27 de janeiro de 2016

Literatura e Ciências? Fácil., por José Carlos Feitor


É recorrente todos os anos ouvir os alunos a dizer que até sabiam a resposta mas não perceberam o que estava no texto. Esta frase deve ser a mais interdisciplinar porque é repetida de forma sucessiva em diversas áreas disciplinares. Até na Biologia e Geologia. Quantas vezes os alunos deixam/erram uma resposta porque não perceberam o que estava descrito nas inúmeras frases que compõem o texto introdutório de um grupo de perguntas. Pois bem, precisamos fazer algo e só se faz caminho, caminhando.

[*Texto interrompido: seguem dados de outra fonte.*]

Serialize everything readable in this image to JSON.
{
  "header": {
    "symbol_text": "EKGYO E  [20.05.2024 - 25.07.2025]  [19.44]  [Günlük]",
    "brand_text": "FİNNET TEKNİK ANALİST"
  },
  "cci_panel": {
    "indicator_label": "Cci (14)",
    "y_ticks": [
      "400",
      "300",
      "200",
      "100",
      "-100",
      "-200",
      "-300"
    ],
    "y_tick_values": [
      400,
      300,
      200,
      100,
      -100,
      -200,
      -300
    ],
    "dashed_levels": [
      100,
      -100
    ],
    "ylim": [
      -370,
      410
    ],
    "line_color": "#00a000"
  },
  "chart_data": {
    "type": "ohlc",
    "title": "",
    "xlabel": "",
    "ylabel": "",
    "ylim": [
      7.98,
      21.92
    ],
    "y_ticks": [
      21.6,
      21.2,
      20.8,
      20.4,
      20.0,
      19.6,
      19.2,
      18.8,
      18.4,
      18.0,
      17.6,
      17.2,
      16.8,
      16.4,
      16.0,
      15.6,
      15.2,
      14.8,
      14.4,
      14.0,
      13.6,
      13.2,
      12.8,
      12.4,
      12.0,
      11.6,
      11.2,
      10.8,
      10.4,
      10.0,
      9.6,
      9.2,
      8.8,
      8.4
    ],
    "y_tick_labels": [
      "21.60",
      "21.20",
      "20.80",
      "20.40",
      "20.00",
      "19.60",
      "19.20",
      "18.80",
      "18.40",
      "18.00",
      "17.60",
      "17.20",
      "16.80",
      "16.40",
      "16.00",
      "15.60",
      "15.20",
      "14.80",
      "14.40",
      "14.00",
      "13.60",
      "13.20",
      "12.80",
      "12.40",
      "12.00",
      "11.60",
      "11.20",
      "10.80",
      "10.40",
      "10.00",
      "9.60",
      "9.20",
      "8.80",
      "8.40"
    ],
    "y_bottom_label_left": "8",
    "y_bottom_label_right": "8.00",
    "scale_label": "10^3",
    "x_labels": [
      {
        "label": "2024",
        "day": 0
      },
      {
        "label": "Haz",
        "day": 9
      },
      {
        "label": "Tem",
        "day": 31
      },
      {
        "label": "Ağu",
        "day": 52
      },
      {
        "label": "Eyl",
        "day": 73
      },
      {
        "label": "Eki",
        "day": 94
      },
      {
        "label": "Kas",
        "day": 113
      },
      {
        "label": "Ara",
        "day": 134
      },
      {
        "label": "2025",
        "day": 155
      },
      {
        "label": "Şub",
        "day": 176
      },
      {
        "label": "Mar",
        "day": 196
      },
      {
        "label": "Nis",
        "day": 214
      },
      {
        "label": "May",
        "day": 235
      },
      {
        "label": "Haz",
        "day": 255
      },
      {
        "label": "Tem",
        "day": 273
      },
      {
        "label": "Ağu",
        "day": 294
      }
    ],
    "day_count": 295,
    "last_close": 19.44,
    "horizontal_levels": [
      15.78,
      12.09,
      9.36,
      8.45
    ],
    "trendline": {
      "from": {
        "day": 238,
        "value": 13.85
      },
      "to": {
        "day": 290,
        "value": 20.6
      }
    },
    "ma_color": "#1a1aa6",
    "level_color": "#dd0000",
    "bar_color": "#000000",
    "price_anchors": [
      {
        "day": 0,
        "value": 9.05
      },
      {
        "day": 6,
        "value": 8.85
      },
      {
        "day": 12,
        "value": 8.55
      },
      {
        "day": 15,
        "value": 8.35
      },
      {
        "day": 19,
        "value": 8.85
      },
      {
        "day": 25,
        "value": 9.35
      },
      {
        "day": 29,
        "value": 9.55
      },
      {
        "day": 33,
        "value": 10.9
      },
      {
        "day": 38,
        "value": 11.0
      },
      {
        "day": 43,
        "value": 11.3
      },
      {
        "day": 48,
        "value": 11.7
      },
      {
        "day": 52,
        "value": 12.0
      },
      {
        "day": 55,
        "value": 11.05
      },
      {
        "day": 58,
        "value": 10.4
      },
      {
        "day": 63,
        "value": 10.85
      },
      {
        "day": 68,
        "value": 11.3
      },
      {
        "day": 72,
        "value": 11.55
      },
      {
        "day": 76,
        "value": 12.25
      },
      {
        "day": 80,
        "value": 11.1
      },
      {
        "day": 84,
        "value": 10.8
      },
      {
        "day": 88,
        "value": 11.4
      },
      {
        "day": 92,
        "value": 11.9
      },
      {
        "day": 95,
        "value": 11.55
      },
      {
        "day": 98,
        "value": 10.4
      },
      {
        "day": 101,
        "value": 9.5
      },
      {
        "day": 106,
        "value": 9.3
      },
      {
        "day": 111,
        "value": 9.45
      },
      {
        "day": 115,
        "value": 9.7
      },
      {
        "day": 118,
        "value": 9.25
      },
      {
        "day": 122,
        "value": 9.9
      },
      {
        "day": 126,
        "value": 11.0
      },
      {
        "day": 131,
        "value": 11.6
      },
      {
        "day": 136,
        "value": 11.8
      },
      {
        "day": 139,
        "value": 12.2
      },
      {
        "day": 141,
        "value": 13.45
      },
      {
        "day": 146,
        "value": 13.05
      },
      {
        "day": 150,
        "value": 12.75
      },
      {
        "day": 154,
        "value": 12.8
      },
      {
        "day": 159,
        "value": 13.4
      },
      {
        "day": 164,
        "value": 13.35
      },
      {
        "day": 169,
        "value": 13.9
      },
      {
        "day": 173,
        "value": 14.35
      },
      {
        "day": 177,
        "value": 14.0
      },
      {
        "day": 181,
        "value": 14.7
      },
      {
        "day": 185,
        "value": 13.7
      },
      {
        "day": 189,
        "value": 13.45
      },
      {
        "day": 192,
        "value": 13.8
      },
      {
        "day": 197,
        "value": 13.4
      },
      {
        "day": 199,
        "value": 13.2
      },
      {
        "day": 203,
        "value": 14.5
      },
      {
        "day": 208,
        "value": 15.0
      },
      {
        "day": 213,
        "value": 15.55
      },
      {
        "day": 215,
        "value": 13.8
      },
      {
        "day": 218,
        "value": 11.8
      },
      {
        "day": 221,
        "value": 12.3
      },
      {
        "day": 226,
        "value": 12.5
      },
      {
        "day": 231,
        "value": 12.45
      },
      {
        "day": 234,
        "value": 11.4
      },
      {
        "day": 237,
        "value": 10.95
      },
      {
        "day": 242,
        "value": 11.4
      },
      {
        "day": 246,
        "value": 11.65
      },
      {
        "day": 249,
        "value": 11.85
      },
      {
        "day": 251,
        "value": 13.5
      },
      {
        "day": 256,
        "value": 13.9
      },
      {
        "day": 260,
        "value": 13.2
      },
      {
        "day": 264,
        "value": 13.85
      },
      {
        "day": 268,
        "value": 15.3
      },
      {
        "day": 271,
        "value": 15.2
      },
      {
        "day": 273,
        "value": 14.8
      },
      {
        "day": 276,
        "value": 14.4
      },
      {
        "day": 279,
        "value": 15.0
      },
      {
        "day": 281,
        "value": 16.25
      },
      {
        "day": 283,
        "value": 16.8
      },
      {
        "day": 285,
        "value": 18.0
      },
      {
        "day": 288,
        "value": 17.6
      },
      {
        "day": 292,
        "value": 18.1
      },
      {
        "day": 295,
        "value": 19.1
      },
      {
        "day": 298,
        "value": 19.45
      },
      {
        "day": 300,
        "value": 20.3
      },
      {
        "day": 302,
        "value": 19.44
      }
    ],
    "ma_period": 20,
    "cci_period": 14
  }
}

Foi o que a Professora Susana e eu decidimos fazer: um teste de Literatura e Ciências. Era preciso escolher textos que fossem transversais aos conteúdos trabalhados nas duas disciplinas. Fácil. Era preciso ver tipologias de perguntas que fossem coerentes com toda uma estrutura única. Fácil. Era preciso diversificar as perguntas para que os alunos conseguissem responder de diferentes formas. Fácil. Foi preciso sentar várias vezes para discutir a forma, o tamanho, a cotação, os critérios, a duração. Fácil. Era preciso mostrar o teste a outros professores, discutir críticas aos textos e às perguntas, alterar o que devia ser alterado. Fácil.
Um processo que durou algumas semanas e que contou com várias versões: V1, V2, versão praticamente final, versão quase final, versão finalíssima e, finalmente, versão final. Na véspera ainda descobrimos algumas gralhas e algumas incorreções que não podiam seguir num teste de Português.
Edward Hopper, Pessoas ao Sol, em Smithsonian Institution, em Washington
Ao longo do processo foi necessário ir preparando alunos, pais e restantes professores para a ideia de fazer um teste que misturasse duas coisas completamente distintas. Foi relativamente fácil pois o coração fica mais calmo quando a razão está preparada para compreender porque queremos fazer assim. Bastava olhar para nós. A visão atual, mais tecnológica, leva-me a comparar o entusiasmo que ambos sentíamos (e que era impossível de esconder) à experiência de ter um telemóvel novo, em que não conseguimos fazer/pensar em mais nada enquanto não o exploramos até à exaustão. E foi esse entusiasmo que os acalmou. “A Professora Susana e eu temos a certeza de que é uma coisa boa. Confiem”. Foi com este entusiasmo e certeza de que podiam confiar em nós, que sabíamos que só os ia ajudar a ver a realidade de uma forma maior, não compartimentada, que os educámos, diariamente.
Finalmente foi aplicado. No final lá estávamos nós, no corredor, a observar as caras deles enquanto iam saindo. Esboçavam um sorriso que, à primeira vista, era totalmente ilegível. Será de nervosismo ou de contentamento? 
Havia de tudo: os que adoraram os textos, os que eram indiferentes, os que tinham detestado. No final das contas, o saldo será sempre positivo.